-cisets- downloadable from SSC: confidence interval sets

Nick Cox

Join Date: Mar 2014

Posts: 35357
#1

-cisets- downloadable from SSC: confidence interval sets

29 Oct 2024, 12:46

Thanks as always to Kit Baum, a new command cisets is now downloadable from SSC. Stata 14.1 is required.

Here is the executive summary (edited very slightly) from

Code:

ssc desc cisets

to enable you to decide quickly whether you should care.

cisets computes confidence interval sets for population means,
proportions, variances, standard deviations, geometric means,
harmonic means, and centiles. It is a wrapper for variously ci
(for means, proportions, variances and standard deviations);
ameans (for geometric and harmonic means); and centile. All
syntaxes include cisets followed by a subcommand which specifies
a particular summary measure. There are two flavours of commands
otherwise, for variables and for groups of observations.
Confidence interval sets are temporary datasets that may be saved
as permanent datasets and in turn combined with other sets using
append or merge. That allows graphical and other applications.

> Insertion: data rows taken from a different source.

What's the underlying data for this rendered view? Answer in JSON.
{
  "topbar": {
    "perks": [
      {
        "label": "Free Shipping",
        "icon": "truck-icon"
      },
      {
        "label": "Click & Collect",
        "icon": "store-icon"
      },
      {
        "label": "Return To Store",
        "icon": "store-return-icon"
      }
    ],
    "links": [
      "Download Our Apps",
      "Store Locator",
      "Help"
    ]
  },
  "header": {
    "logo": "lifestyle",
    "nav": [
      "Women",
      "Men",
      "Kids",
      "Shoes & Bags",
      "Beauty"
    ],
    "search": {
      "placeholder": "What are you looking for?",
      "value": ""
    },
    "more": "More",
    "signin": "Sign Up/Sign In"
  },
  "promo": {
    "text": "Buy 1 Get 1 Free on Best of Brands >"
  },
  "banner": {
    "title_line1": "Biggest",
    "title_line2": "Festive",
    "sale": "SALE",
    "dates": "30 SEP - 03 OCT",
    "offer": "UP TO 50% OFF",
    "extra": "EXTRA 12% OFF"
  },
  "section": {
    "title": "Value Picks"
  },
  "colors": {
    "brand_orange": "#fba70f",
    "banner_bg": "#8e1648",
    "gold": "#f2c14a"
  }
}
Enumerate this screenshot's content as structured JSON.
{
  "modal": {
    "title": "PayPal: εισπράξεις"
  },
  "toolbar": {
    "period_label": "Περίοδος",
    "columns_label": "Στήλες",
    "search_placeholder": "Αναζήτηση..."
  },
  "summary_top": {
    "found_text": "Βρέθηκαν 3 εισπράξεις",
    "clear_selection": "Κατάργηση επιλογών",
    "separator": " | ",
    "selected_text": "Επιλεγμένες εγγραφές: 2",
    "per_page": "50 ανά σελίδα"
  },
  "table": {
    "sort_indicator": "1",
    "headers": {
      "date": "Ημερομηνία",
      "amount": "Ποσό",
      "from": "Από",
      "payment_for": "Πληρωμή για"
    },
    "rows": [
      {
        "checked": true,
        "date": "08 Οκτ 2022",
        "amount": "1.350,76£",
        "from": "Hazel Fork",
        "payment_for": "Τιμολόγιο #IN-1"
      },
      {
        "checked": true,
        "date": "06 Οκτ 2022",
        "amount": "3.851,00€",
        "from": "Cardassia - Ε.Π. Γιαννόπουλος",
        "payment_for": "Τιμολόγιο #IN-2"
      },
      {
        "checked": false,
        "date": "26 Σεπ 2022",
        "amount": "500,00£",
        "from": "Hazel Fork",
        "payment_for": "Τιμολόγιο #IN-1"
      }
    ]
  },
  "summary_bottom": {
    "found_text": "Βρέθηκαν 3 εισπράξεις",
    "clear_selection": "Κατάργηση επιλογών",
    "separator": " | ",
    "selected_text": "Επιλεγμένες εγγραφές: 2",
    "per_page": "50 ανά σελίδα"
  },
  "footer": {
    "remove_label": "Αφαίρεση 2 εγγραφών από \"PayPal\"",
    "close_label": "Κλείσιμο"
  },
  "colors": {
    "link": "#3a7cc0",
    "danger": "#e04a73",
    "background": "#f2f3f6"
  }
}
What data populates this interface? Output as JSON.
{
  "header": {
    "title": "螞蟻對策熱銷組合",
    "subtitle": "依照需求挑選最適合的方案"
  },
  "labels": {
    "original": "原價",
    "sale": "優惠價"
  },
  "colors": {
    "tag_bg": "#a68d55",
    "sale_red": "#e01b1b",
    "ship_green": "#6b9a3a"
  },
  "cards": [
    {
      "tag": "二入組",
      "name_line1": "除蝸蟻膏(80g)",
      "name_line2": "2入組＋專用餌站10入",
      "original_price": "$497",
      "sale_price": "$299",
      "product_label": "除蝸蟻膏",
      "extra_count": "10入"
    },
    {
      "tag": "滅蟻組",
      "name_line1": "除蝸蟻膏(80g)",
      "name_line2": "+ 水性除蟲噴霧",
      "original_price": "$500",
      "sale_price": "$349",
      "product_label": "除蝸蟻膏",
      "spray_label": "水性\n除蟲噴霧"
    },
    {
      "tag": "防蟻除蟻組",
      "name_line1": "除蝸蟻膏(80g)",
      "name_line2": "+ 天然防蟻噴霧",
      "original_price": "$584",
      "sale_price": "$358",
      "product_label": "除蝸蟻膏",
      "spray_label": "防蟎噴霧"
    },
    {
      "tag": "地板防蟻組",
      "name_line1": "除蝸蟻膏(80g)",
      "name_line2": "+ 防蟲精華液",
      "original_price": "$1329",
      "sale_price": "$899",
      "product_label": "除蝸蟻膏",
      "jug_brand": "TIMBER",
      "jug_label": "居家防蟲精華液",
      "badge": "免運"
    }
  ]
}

If you're still here, skim or skip through the rest of this post while being on the lookout for incidental or accidental humour.

The primary intent of cisets is to prepare for plotting of confidence intervals for standard descriptive measures. It does no plotting itself. That deserves a small story.

Plotting confidence intervals for say means is a long-standing and standard problem for which I've posted various commands. The command of mine of most interest under this heading is ciplot from SSC, which modulo one small change has not been altered since 2003. That itself is not fatal to its usefulness, but while it is still posted for anyone who wants it, I've been trying to discourage its use on various grounds.

1. Vince Wiggins, for several years a leading developer at StataCorp, made a cogent throwaway remark that in many confidence interval plotting problems it is natural to call up statsby to do the hard work. I promptly borrowed or stole that idea and wrote it up in https://journals.sagepub.com/doi/pdf...867X1001000112 So, just use statsby is good advice often. The graphics is then usually a matter of standard twoway commands and personal style.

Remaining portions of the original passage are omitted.